We also discovered that there are some inconsistencies in the dataset. For example, we assumed that the artist familiarity number would be the same for all entries. However, that is not true. We find out that the artist familiarity numbers are not always the same with the same artist. Similar errors occur for artist hotness. Since there are too many artists, we were unable to correct the dataset and had to keep the errors in.

Below shows the polar coordinates version of the first layer. Compared with the scatterplot version, we thought this visualization looked much better. We also started to work on the color at this point. After the color lecture, we both agreed not to use blue for the color scale. The final color schemes were chosen with the (Color Brewer 2)[http://colorbrewer2.org/] website and we decided to use red on the first layer and green on the second layer. Regarding the background color, we originally chose black as a background color for the first layer. It looked cool but did not work for the second layer. Since we needed consistency between layers we end up using white as a background color for everything. Second Draft

The second and third layer design did not change much during development. Our primary concern for them was to reduce the dataset enough in the first layer so that each bubble was large enough to be seen. This meant we spent most of our time making sure the first layer did just that.

Finalization mostly involved merging the two visualization layers we had developed separately and creating a consistent look between them. Transitions had to suggest the first layer was ‘zooming in’ to the second layer and the opposite when going from the second to the first layer.

Changes between Storyboard and the Final Implementation

There are many changes from the initial sketches to the final visualization. There were a lot of issues with the data we did not anticipate, particularly size. As a result, we had to filter and bin the dataset in order to let our visualization run smoothly.

Regarding the first layer, we decided to use scatterplot from the start. After looking at the first draft of the first layer, we decided to change it to a variation of a bubble chart as bubble is the main theme of our visualization.

Comments

The full database and the first subset we attempted to use were in a format foreign to both of us: HDF5. We actually spent most of the first week just trying to get the data into a format D3 could read. Eventually we had to give up and go with a different subset that contained fewer data fields but was already in CSV format. Once we had the data, as mentioned above, the sheer size of it was a constant concern and obstacle. We didn’t anticipate having to make a PHP back-end at first, or having to bin the data into separate files. Handling all of this, including arranging the data ourselves and writing scripts to parse it, took a sizeable portion of our time.

Writing the actual visualization code was fairly straightforward and quick thanks to very helpful D3 examples.
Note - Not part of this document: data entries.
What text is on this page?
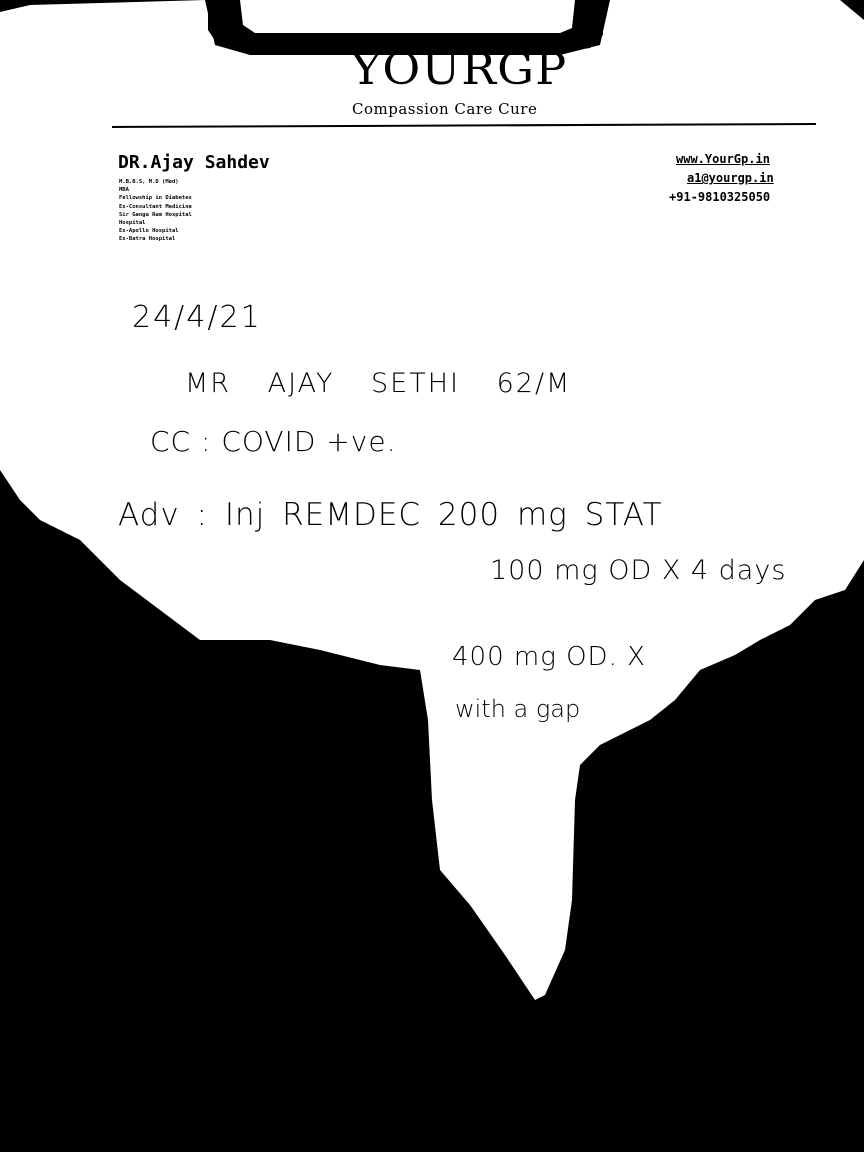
YOURGP
Compassion Care Cure
DR.Ajay Sahdev
M.B.B.S, M.D (Med)
MBA
Fellowship in Diabetes
Ex-Consultant Medicine
Sir Ganga Ram Hospital
Hospital
Ex-Apollo Hospital
Ex-Batra Hospital
www.YourGp.in
a1@yourgp.in
+91-9810325050
24/4/21
MR AJAY SETHI 62/M
CC : COVID +ve.
Adv : Inj REMDEC 200 mg STAT
100 mg OD X 4 days
400 mg OD. X
with a gap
Styling the visualizations away from their default look took a long time, however, as did making transitions between the different layers.

Time Breakdown

Time spent:

  • Converting dataset format: 20 hours
  • Filtering and binning the dataset: 12 hours
  • Dataset backend scripts: 6 hours
  • Design layout: 6 hours
  • Learning and implementation: 24 hours
  • Styling and coloring: 5 hours
  • Fix bugs: 2 hour
  • Refactoring: 1 hour

Division of Labor:

Sam:

  • 1st visualization layer
  • Filter and bin the dataset
  • Transition between layer 1 and 2

Rob:

  • 2nd and 3rd visualization layers.
  • Backend PHP scripts for 2nd and 3rd layers.